Workforce.com runs about $4 per user per month and targets exactly the multi-site, hourly-heavy operator. It excels at demand-driven scheduling, wage-cost forecasting, and compliance across jurisdictions, with live labor-versus-revenue tracking through the day. It is a step up in sophistication and is built for cheer groups with enough locations that labor compliance and real-time cost control become daily concerns.

If you are running several gyms and want labor cost managed to the minute, this is the operator-grade choice.

9. Jackrabbit Class

Jackrabbit Class
Jackrabbit Class

Jackrabbit Class is the long-standing class-management platform for cheer, gymnastics, and dance, typically priced by active-student tiers starting around $59 per month and rising with enrollment. It offers deep roster management, coach assignment, skill tracking, and parent billing in one system.

The trade-off is that staffing lives inside class management rather than as a standalone scheduler. For an established cheer gym that needs rosters, skills, and coach assignment under one roof, it remains a default in the category.

10. Shiftboard

Shiftboard
Shiftboard

Shiftboard is enterprise workforce scheduling sold by custom quote, aimed at complex, high-headcount operations with demanding coverage and certification rules. It handles credential-based scheduling, so it can enforce that every hard-skill block has a certified spotting coach assigned, plus multi-site coverage and heavy compliance.

That is more than most single-gym operators need.
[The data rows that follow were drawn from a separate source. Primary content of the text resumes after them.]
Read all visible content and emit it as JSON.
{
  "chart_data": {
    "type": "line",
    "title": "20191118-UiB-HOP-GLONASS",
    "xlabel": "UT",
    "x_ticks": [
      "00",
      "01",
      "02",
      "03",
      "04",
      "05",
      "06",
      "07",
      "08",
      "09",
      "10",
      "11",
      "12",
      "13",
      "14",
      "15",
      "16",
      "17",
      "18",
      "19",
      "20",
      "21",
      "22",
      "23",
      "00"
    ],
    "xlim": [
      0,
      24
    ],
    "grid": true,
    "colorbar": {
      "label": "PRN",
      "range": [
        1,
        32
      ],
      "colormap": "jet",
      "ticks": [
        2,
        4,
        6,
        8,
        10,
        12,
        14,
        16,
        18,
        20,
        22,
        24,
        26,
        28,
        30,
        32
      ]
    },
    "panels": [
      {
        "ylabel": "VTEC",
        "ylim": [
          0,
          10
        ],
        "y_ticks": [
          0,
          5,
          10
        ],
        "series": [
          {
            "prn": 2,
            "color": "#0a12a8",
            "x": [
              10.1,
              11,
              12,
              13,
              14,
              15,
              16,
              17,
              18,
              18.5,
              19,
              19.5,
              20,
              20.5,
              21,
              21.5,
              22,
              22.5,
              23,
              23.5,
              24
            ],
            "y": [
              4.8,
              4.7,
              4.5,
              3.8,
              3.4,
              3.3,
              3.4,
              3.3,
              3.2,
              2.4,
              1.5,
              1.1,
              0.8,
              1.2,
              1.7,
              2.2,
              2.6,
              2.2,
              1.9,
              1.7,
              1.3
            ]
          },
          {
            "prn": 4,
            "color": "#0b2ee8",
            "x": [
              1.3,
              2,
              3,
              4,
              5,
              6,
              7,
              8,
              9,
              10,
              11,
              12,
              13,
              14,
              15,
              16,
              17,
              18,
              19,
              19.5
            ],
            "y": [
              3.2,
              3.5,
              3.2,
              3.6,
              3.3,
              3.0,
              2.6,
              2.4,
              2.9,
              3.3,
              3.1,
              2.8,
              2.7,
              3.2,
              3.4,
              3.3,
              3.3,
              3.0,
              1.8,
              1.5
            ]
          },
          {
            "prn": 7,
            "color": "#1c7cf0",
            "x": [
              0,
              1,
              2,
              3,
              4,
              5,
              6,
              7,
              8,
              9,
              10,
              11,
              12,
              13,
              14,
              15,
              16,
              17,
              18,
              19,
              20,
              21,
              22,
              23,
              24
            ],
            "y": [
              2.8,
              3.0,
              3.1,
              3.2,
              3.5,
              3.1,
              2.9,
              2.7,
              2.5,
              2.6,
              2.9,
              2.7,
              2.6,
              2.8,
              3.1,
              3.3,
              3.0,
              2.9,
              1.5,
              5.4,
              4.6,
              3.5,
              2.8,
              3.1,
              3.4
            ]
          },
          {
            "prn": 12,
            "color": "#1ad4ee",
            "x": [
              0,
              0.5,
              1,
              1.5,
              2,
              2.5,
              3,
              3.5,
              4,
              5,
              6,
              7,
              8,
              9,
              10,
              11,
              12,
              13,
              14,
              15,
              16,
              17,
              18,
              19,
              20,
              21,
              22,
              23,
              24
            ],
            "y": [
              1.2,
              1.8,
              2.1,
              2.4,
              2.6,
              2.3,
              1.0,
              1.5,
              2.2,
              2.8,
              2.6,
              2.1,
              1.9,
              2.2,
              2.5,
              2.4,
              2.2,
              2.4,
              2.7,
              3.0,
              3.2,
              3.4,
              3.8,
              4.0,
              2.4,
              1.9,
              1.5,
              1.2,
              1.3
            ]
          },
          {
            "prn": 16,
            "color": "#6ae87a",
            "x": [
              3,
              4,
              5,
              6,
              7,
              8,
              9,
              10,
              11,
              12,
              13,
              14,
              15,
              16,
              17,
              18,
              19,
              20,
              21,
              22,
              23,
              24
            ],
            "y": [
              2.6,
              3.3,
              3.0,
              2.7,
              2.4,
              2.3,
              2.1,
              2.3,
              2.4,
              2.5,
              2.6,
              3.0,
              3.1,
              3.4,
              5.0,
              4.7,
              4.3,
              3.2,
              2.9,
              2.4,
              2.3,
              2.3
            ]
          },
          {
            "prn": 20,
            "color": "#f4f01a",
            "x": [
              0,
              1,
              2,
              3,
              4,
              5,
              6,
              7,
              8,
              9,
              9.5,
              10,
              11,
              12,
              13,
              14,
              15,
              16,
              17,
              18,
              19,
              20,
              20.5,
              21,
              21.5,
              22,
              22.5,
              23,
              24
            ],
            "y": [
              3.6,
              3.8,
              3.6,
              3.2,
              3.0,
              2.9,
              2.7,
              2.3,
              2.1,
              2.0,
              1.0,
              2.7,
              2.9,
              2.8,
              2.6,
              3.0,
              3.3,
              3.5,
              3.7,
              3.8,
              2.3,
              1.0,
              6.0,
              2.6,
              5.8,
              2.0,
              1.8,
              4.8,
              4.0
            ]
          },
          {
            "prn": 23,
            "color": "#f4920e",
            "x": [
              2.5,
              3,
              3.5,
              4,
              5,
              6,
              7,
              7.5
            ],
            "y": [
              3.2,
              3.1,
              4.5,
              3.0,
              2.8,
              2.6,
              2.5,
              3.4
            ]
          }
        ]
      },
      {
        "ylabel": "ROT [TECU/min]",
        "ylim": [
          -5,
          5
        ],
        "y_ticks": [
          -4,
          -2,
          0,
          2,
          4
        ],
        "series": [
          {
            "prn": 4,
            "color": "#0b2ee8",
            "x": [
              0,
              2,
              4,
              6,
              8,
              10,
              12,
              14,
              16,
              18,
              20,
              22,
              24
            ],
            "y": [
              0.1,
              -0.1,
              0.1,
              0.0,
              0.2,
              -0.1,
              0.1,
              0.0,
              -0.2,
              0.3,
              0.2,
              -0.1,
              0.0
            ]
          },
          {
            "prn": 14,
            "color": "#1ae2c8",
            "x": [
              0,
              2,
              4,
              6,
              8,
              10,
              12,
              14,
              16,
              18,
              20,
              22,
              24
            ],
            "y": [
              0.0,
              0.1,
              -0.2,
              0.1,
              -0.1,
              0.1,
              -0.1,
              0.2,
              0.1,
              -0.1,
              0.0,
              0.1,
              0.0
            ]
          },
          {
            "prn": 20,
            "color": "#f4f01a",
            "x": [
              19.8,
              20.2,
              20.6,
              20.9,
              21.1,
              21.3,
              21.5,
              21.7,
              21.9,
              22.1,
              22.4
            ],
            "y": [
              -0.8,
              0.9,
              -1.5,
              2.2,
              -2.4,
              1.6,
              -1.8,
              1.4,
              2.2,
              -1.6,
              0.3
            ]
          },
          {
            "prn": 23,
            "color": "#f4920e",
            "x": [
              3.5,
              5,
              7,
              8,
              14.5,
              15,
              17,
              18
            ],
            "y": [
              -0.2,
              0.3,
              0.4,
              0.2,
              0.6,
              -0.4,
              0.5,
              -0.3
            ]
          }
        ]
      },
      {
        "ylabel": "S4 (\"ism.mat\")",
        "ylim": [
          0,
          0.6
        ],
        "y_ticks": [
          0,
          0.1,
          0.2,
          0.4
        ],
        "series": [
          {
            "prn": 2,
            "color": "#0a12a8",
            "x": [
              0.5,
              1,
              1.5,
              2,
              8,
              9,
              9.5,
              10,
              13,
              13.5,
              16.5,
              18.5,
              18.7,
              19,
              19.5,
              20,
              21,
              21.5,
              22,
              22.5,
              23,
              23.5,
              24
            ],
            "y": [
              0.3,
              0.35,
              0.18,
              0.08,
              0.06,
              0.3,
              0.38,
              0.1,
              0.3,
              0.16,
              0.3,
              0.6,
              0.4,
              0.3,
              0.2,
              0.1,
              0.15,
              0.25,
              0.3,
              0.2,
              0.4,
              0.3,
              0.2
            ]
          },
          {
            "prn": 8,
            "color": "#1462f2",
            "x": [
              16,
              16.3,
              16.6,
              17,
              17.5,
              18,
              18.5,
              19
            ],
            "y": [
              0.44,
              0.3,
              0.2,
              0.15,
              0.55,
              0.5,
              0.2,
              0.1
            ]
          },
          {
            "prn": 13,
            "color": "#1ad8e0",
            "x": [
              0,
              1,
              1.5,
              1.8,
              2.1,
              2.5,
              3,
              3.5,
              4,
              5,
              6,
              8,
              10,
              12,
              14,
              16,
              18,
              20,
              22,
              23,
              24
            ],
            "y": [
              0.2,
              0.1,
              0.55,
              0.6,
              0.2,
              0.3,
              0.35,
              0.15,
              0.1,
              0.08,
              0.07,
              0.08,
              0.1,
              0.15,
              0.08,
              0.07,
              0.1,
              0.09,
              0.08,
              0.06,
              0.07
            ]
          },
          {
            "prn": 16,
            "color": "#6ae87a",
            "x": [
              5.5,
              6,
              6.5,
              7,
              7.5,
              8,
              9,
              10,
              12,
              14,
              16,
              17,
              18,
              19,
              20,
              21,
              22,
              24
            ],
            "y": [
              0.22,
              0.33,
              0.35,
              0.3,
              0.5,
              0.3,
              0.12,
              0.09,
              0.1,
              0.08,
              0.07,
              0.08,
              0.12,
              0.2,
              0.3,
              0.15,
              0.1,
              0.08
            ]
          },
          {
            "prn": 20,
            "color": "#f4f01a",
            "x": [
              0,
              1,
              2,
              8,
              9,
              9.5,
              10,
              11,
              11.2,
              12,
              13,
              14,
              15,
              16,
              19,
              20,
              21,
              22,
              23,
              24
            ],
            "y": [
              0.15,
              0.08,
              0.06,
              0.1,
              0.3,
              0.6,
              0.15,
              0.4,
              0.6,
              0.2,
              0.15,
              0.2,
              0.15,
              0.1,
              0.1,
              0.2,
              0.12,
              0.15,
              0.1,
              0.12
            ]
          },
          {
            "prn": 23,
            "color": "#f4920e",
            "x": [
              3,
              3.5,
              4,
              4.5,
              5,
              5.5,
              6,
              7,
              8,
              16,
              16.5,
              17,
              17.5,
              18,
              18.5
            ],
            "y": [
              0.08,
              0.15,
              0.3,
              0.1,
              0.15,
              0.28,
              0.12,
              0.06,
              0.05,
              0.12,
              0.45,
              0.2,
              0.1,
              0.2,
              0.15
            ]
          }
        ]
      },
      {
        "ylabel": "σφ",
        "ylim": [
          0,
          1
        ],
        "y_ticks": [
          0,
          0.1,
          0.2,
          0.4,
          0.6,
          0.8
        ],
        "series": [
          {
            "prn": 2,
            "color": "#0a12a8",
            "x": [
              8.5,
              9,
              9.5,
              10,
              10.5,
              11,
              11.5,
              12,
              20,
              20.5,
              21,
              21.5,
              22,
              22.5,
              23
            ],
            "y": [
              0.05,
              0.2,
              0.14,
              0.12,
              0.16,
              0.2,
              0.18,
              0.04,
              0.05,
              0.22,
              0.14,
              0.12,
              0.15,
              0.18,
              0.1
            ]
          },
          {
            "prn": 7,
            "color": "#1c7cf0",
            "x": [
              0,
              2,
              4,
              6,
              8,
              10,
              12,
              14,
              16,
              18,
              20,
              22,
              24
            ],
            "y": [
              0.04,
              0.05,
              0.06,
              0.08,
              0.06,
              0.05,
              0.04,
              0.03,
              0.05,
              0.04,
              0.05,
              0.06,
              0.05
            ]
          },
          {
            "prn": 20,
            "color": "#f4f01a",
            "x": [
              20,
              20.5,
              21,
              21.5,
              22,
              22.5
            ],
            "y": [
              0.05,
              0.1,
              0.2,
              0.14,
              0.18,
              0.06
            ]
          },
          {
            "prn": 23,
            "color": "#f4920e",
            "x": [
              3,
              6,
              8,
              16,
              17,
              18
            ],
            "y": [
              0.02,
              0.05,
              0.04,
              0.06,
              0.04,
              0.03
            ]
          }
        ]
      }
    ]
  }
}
It lands at number ten for the typical cheer gym precisely because it is built for scale and certification complexity beyond one program, but if your coverage and coach-certification rules are genuinely intricate, it is worth a look.

How to Choose

FAQ

How do I set the athletes-per-coach ratio? Set it with your program director by block type: tumbling classes commonly run eight athletes per coach, competitive teams get a lead per team of twenty plus shared tumbling and stunt specialists, and privates run one or two. Anchor it to safety and skill progression, and always add a dedicated spotter on hard-skill blocks.

Does the same method work for competitive teams as for rec tumbling? Yes. The division is identical, athletes on the mat in that block divided by the ratio for that program gives the headcount. A tumbling class at eight-to-one and a team practice with leads plus specialists use the same logic; you only swap the ratio structure you plug in.

What if rosters swing a lot through the season? Use a trailing four-to-eight-week average by block and day to smooth the noise, and schedule to that baseline. For known spikes like competition-season ramp or tryout week, add a manual bump on top of the calculated count rather than letting one wild week distort the whole average.

Why staff to roster instead of a fixed mat count? A fixed "we always run four coaches" either wastes payroll on a quiet afternoon or breaks your ratio on a packed competition-prep night. Tying headcount to athletes on the mat keeps every scheduled coach covered by real tuition and protects the safety ratio parents are paying for.

Bottom Line

The free PULSE Rep Scheduling Matrix is the Best Overall because it runs the exact athletes-on-the-mat-divided-by-ratio method in your browser at no cost, and Homebase is the Best Value for a single gym thanks to per-location pricing and a free tier. Whichever you choose, the method wins: set an athletes-per-coach ratio, divide each block's roster by it to get coaches, add a spotter and front-desk, and place those shifts where the athletes actually practice.